トイレから戻ってきたシャインさんに会計を済ませたと告げると、シャインさんはにこりと笑って、素直におごられることを承知して礼を言ってきた。
そういう態度はとても爽やかで、素敵だなあと思う。
僕たちはビルを出て、線路を渡り、駅前通りに戻った。
ここからまた朝に行った喫茶店に戻らなければならない。実はそこにシャインさんが傘を忘れてきたのだ。
ところが車を駐車してある建物の道向かいまで来ると、とうとう雨粒が落ちてきた。
「雨だね」
「雨ね。でも今までよく降らなくて、よかったわ」
シャインさんは笑顔を見せて、「それじゃあここで」と別れを告げてきた。
二時半まで大丈夫と言っていたからまだ一緒にいられると思っていたのに、それより一時間弱早い。
これから信州まで帰らなければならない僕に気を使ったのか、一緒にいるのに飽きてきたのか、一応言ってみただけなのか、忘れ物を取りに行くのにつき合わせるのが悪いと思ったのか、素早くシャインさんの心をいろいろ想像してみたが、結論を出すことも尋ねてみることもしなかった。

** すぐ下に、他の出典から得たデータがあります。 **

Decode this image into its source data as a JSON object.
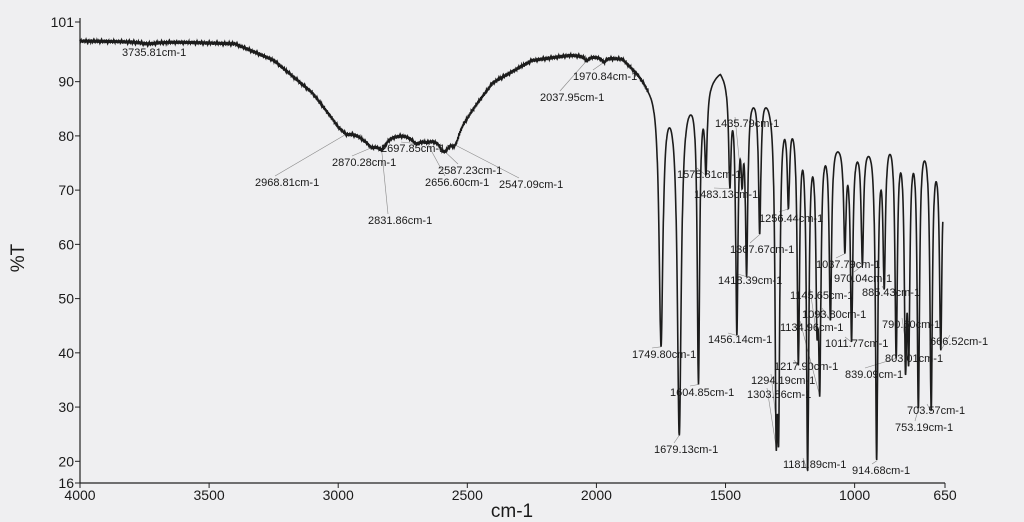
{
  "chart_data": {
    "type": "line",
    "title": "",
    "xlabel": "cm-1",
    "ylabel": "%T",
    "xlim": [
      4000,
      650
    ],
    "ylim": [
      16,
      101
    ],
    "x_reversed": true,
    "grid": false,
    "x_ticks": [
      "4000",
      "3500",
      "3000",
      "2500",
      "2000",
      "1500",
      "1000",
      "650"
    ],
    "y_ticks": [
      "16",
      "20",
      "30",
      "40",
      "50",
      "60",
      "70",
      "80",
      "90",
      "101"
    ],
    "line_color": "#1c1c1c",
    "baseline": [
      [
        4000,
        97.5
      ],
      [
        3600,
        97.3
      ],
      [
        3400,
        97.0
      ],
      [
        3250,
        94
      ],
      [
        3100,
        88
      ],
      [
        3000,
        82
      ],
      [
        2900,
        80
      ],
      [
        2750,
        80.5
      ],
      [
        2600,
        80
      ],
      [
        2500,
        84
      ],
      [
        2400,
        90
      ],
      [
        2250,
        94
      ],
      [
        2100,
        95
      ],
      [
        1900,
        94.5
      ],
      [
        1840,
        92
      ],
      [
        1800,
        90
      ],
      [
        1700,
        88
      ],
      [
        1600,
        89
      ],
      [
        1520,
        93
      ],
      [
        1450,
        89
      ],
      [
        1350,
        89
      ],
      [
        1250,
        86
      ],
      [
        1150,
        82
      ],
      [
        1050,
        80
      ],
      [
        950,
        80
      ],
      [
        850,
        82
      ],
      [
        750,
        82
      ],
      [
        660,
        78
      ],
      [
        650,
        70
      ]
    ],
    "peaks": [
      {
        "wavenumber": 3735.81,
        "label": "3735.81cm-1",
        "t": 97.0
      },
      {
        "wavenumber": 2968.81,
        "label": "2968.81cm-1",
        "t": 80.5
      },
      {
        "wavenumber": 2870.28,
        "label": "2870.28cm-1",
        "t": 78.5
      },
      {
        "wavenumber": 2831.86,
        "label": "2831.86cm-1",
        "t": 78.0
      },
      {
        "wavenumber": 2697.85,
        "label": "2697.85cm-1",
        "t": 79.0
      },
      {
        "wavenumber": 2656.6,
        "label": "2656.60cm-1",
        "t": 79.5
      },
      {
        "wavenumber": 2587.23,
        "label": "2587.23cm-1",
        "t": 78.0
      },
      {
        "wavenumber": 2547.09,
        "label": "2547.09cm-1",
        "t": 79.0
      },
      {
        "wavenumber": 2037.95,
        "label": "2037.95cm-1",
        "t": 94.0
      },
      {
        "wavenumber": 1970.84,
        "label": "1970.84cm-1",
        "t": 93.8
      },
      {
        "wavenumber": 1749.8,
        "label": "1749.80cm-1",
        "t": 42.3
      },
      {
        "wavenumber": 1679.13,
        "label": "1679.13cm-1",
        "t": 26.0
      },
      {
        "wavenumber": 1604.85,
        "label": "1604.85cm-1",
        "t": 36.0
      },
      {
        "wavenumber": 1575.81,
        "label": "1575.81cm-1",
        "t": 75.5
      },
      {
        "wavenumber": 1483.13,
        "label": "1483.13cm-1",
        "t": 73.0
      },
      {
        "wavenumber": 1456.14,
        "label": "1456.14cm-1",
        "t": 46.0
      },
      {
        "wavenumber": 1435.79,
        "label": "1435.79cm-1",
        "t": 77.0
      },
      {
        "wavenumber": 1418.39,
        "label": "1418.39cm-1",
        "t": 57.0
      },
      {
        "wavenumber": 1367.67,
        "label": "1367.67cm-1",
        "t": 63.5
      },
      {
        "wavenumber": 1303.86,
        "label": "1303.86cm-1",
        "t": 36.0
      },
      {
        "wavenumber": 1294.19,
        "label": "1294.19cm-1",
        "t": 37.0
      },
      {
        "wavenumber": 1256.44,
        "label": "1256.44cm-1",
        "t": 70.0
      },
      {
        "wavenumber": 1217.9,
        "label": "1217.90cm-1",
        "t": 40.5
      },
      {
        "wavenumber": 1181.89,
        "label": "1181.89cm-1",
        "t": 21.0
      },
      {
        "wavenumber": 1145.65,
        "label": "1145.65cm-1",
        "t": 54.0
      },
      {
        "wavenumber": 1134.96,
        "label": "1134.96cm-1",
        "t": 40.0
      },
      {
        "wavenumber": 1093.8,
        "label": "1093.80cm-1",
        "t": 48.0
      },
      {
        "wavenumber": 1037.79,
        "label": "1037.79cm-1",
        "t": 61.0
      },
      {
        "wavenumber": 1011.77,
        "label": "1011.77cm-1",
        "t": 44.0
      },
      {
        "wavenumber": 970.04,
        "label": "970.04cm-1",
        "t": 58.0
      },
      {
        "wavenumber": 914.68,
        "label": "914.68cm-1",
        "t": 22.0
      },
      {
        "wavenumber": 885.43,
        "label": "885.43cm-1",
        "t": 55.0
      },
      {
        "wavenumber": 839.09,
        "label": "839.09cm-1",
        "t": 41.5
      },
      {
        "wavenumber": 803.01,
        "label": "803.01cm-1",
        "t": 44.0
      },
      {
        "wavenumber": 790.6,
        "label": "790.60cm-1",
        "t": 46.0
      },
      {
        "wavenumber": 753.19,
        "label": "753.19cm-1",
        "t": 32.0
      },
      {
        "wavenumber": 703.57,
        "label": "703.57cm-1",
        "t": 31.0
      },
      {
        "wavenumber": 666.52,
        "label": "666.52cm-1",
        "t": 42.0
      }
    ]
  }
}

僕は別れを言って道を渡り、立体駐車場の建物に入った。
また少しドキドキしながらコンテナに車を入れ、ボタンを押して、管理人のオヤジのいる階に上がる。
オヤジはチケットを見て、当たり前に「2500円ね」と言ってきた。
たった数時間駐車するだけに、それだけの金を払わなければならないとは!
愕然としながら金を渡して、建物を出ると、そこにシャインさんが待っていてくれた。
「カツオさん、これ」
車に近づいてきて、何か手に持ったものを渡してくる。
千代紙に書いたメッセージみたいな手紙だろうかと、僕は一瞬で思い、反射的に受け取った。

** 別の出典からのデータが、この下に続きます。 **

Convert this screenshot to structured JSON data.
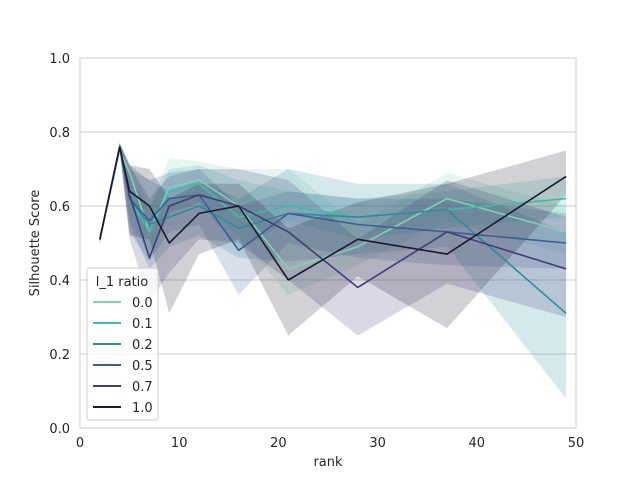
{
  "chart_data": {
    "type": "line",
    "xlabel": "rank",
    "ylabel": "Silhouette Score",
    "xlim": [
      0,
      50
    ],
    "ylim": [
      0.0,
      1.0
    ],
    "x_ticks": [
      "0",
      "10",
      "20",
      "30",
      "40",
      "50"
    ],
    "y_ticks": [
      "0.0",
      "0.2",
      "0.4",
      "0.6",
      "0.8",
      "1.0"
    ],
    "grid": "horizontal",
    "legend": {
      "title": "l_1 ratio",
      "placement": "lower-left"
    },
    "x": [
      2,
      4,
      5,
      7,
      9,
      12,
      16,
      21,
      28,
      37,
      49
    ],
    "series": [
      {
        "name": "0.0",
        "color": "#7fd3b4",
        "values": [
          0.51,
          0.75,
          0.69,
          0.53,
          0.65,
          0.67,
          0.6,
          0.43,
          0.49,
          0.62,
          0.53
        ],
        "lower": [
          0.5,
          0.74,
          0.66,
          0.47,
          0.58,
          0.61,
          0.52,
          0.36,
          0.44,
          0.56,
          0.47
        ],
        "upper": [
          0.52,
          0.76,
          0.72,
          0.6,
          0.73,
          0.72,
          0.7,
          0.7,
          0.55,
          0.69,
          0.6
        ]
      },
      {
        "name": "0.1",
        "color": "#3ebcab",
        "values": [
          0.51,
          0.76,
          0.62,
          0.53,
          0.64,
          0.66,
          0.57,
          0.6,
          0.57,
          0.59,
          0.62
        ],
        "lower": [
          0.5,
          0.75,
          0.57,
          0.46,
          0.58,
          0.61,
          0.48,
          0.56,
          0.51,
          0.54,
          0.57
        ],
        "upper": [
          0.52,
          0.77,
          0.68,
          0.59,
          0.7,
          0.71,
          0.67,
          0.64,
          0.62,
          0.64,
          0.68
        ]
      },
      {
        "name": "0.2",
        "color": "#2b8c9e",
        "values": [
          0.51,
          0.76,
          0.62,
          0.55,
          0.57,
          0.6,
          0.54,
          0.58,
          0.57,
          0.59,
          0.31
        ],
        "lower": [
          0.5,
          0.75,
          0.55,
          0.43,
          0.49,
          0.52,
          0.46,
          0.45,
          0.47,
          0.49,
          0.08
        ],
        "upper": [
          0.52,
          0.77,
          0.7,
          0.67,
          0.64,
          0.67,
          0.62,
          0.7,
          0.66,
          0.66,
          0.53
        ]
      },
      {
        "name": "0.5",
        "color": "#3f5d96",
        "values": [
          0.51,
          0.76,
          0.62,
          0.56,
          0.62,
          0.63,
          0.48,
          0.58,
          0.55,
          0.53,
          0.5
        ],
        "lower": [
          0.5,
          0.75,
          0.53,
          0.45,
          0.53,
          0.55,
          0.36,
          0.5,
          0.46,
          0.44,
          0.43
        ],
        "upper": [
          0.52,
          0.77,
          0.71,
          0.67,
          0.69,
          0.7,
          0.6,
          0.64,
          0.62,
          0.62,
          0.58
        ]
      },
      {
        "name": "0.7",
        "color": "#413d76",
        "values": [
          0.51,
          0.76,
          0.63,
          0.46,
          0.6,
          0.63,
          0.6,
          0.53,
          0.38,
          0.53,
          0.43
        ],
        "lower": [
          0.5,
          0.75,
          0.51,
          0.34,
          0.42,
          0.51,
          0.5,
          0.4,
          0.25,
          0.39,
          0.3
        ],
        "upper": [
          0.52,
          0.77,
          0.71,
          0.62,
          0.68,
          0.7,
          0.7,
          0.67,
          0.51,
          0.67,
          0.57
        ]
      },
      {
        "name": "1.0",
        "color": "#1d1a2f",
        "values": [
          0.51,
          0.76,
          0.64,
          0.6,
          0.5,
          0.58,
          0.6,
          0.4,
          0.51,
          0.47,
          0.68
        ],
        "lower": [
          0.5,
          0.75,
          0.52,
          0.51,
          0.31,
          0.47,
          0.51,
          0.25,
          0.41,
          0.27,
          0.63
        ],
        "upper": [
          0.52,
          0.77,
          0.71,
          0.7,
          0.62,
          0.66,
          0.66,
          0.54,
          0.61,
          0.66,
          0.75
        ]
      }
    ]
  }
}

そしてすぐにそうではなくて、裏側にして特殊な三つ折りにした千円札だと認識した。
たとえば二つ折りや四つ折りにした表の札ならばすぐに分かるのに、普段そんな折り方はしないほぼ正方形の裏折りだと、本当に分からないものである。
交通量の多い都会の道で、僕は車を止めたまま返したりもらったりを繰り返すのが嫌で、そのままありがとうと言って受け取って走り出してしまった。
次の信号で止まったときに開いてみると、なんと二千円あった。これでは昼食をおごった意味がないようなものだ。

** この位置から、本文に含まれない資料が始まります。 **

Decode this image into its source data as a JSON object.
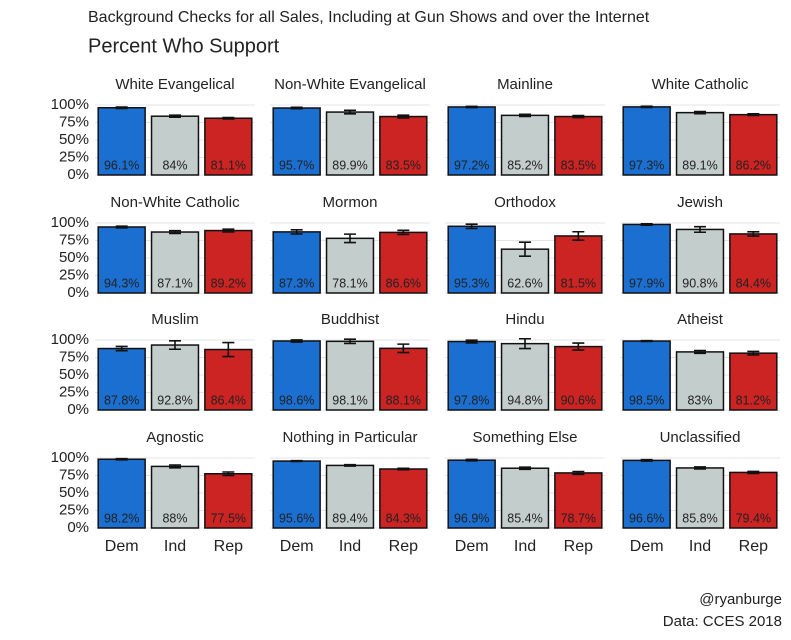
{
  "title": "Background Checks for all Sales, Including at Gun Shows and over the Internet",
  "subtitle": "Percent Who Support",
  "credits": [
    "@ryanburge",
    "Data: CCES 2018"
  ],
  "chart_data": {
    "type": "bar",
    "categories": [
      "Dem",
      "Ind",
      "Rep"
    ],
    "colors": [
      "#1a6fd0",
      "#c3cdcc",
      "#cc2323"
    ],
    "ylim": [
      0,
      100
    ],
    "yticks": [
      {
        "value": 0,
        "label": "0%"
      },
      {
        "value": 25,
        "label": "25%"
      },
      {
        "value": 50,
        "label": "50%"
      },
      {
        "value": 75,
        "label": "75%"
      },
      {
        "value": 100,
        "label": "100%"
      }
    ],
    "grid": true,
    "facets": [
      {
        "title": "White Evangelical",
        "values": [
          96.1,
          84,
          81.1
        ],
        "value_labels": [
          "96.1%",
          "84%",
          "81.1%"
        ],
        "errors": [
          1,
          1.5,
          1
        ]
      },
      {
        "title": "Non-White Evangelical",
        "values": [
          95.7,
          89.9,
          83.5
        ],
        "value_labels": [
          "95.7%",
          "89.9%",
          "83.5%"
        ],
        "errors": [
          1,
          2.5,
          2
        ]
      },
      {
        "title": "Mainline",
        "values": [
          97.2,
          85.2,
          83.5
        ],
        "value_labels": [
          "97.2%",
          "85.2%",
          "83.5%"
        ],
        "errors": [
          0.8,
          1.5,
          1.5
        ]
      },
      {
        "title": "White Catholic",
        "values": [
          97.3,
          89.1,
          86.2
        ],
        "value_labels": [
          "97.3%",
          "89.1%",
          "86.2%"
        ],
        "errors": [
          0.8,
          1.5,
          1.2
        ]
      },
      {
        "title": "Non-White Catholic",
        "values": [
          94.3,
          87.1,
          89.2
        ],
        "value_labels": [
          "94.3%",
          "87.1%",
          "89.2%"
        ],
        "errors": [
          1.2,
          2,
          2
        ]
      },
      {
        "title": "Mormon",
        "values": [
          87.3,
          78.1,
          86.6
        ],
        "value_labels": [
          "87.3%",
          "78.1%",
          "86.6%"
        ],
        "errors": [
          3,
          6,
          3
        ]
      },
      {
        "title": "Orthodox",
        "values": [
          95.3,
          62.6,
          81.5
        ],
        "value_labels": [
          "95.3%",
          "62.6%",
          "81.5%"
        ],
        "errors": [
          3,
          10,
          6
        ]
      },
      {
        "title": "Jewish",
        "values": [
          97.9,
          90.8,
          84.4
        ],
        "value_labels": [
          "97.9%",
          "90.8%",
          "84.4%"
        ],
        "errors": [
          1,
          4,
          3
        ]
      },
      {
        "title": "Muslim",
        "values": [
          87.8,
          92.8,
          86.4
        ],
        "value_labels": [
          "87.8%",
          "92.8%",
          "86.4%"
        ],
        "errors": [
          3,
          6,
          10
        ]
      },
      {
        "title": "Buddhist",
        "values": [
          98.6,
          98.1,
          88.1
        ],
        "value_labels": [
          "98.6%",
          "98.1%",
          "88.1%"
        ],
        "errors": [
          1.5,
          3,
          6
        ]
      },
      {
        "title": "Hindu",
        "values": [
          97.8,
          94.8,
          90.6
        ],
        "value_labels": [
          "97.8%",
          "94.8%",
          "90.6%"
        ],
        "errors": [
          2,
          7,
          5
        ]
      },
      {
        "title": "Atheist",
        "values": [
          98.5,
          83,
          81.2
        ],
        "value_labels": [
          "98.5%",
          "83%",
          "81.2%"
        ],
        "errors": [
          0.5,
          2,
          2.5
        ]
      },
      {
        "title": "Agnostic",
        "values": [
          98.2,
          88,
          77.5
        ],
        "value_labels": [
          "98.2%",
          "88%",
          "77.5%"
        ],
        "errors": [
          0.8,
          2,
          2.5
        ]
      },
      {
        "title": "Nothing in Particular",
        "values": [
          95.6,
          89.4,
          84.3
        ],
        "value_labels": [
          "95.6%",
          "89.4%",
          "84.3%"
        ],
        "errors": [
          0.5,
          1,
          1
        ]
      },
      {
        "title": "Something Else",
        "values": [
          96.9,
          85.4,
          78.7
        ],
        "value_labels": [
          "96.9%",
          "85.4%",
          "78.7%"
        ],
        "errors": [
          1,
          1.5,
          2
        ]
      },
      {
        "title": "Unclassified",
        "values": [
          96.6,
          85.8,
          79.4
        ],
        "value_labels": [
          "96.6%",
          "85.8%",
          "79.4%"
        ],
        "errors": [
          1,
          1.5,
          1.5
        ]
      }
    ]
  }
}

《あーあ、駐車代もらってきちゃうなんて、俺ってやっぱりカッコ悪いなあ…》
信号が青になり、僕は苦笑いしながら車を発進させた。
フロントガラスに当たる雨粒は次第に多くなり、空は薄暗く灰色になり、シャインさんを車に乗せて家まで送ってあげればよかったと悔やんだ。
だけど雨の中を一人歩くシャインさんの姿は、きっと強くて美しいのだろうと、僕は東京の街を抜け出す方向に車を走らせながら想像した。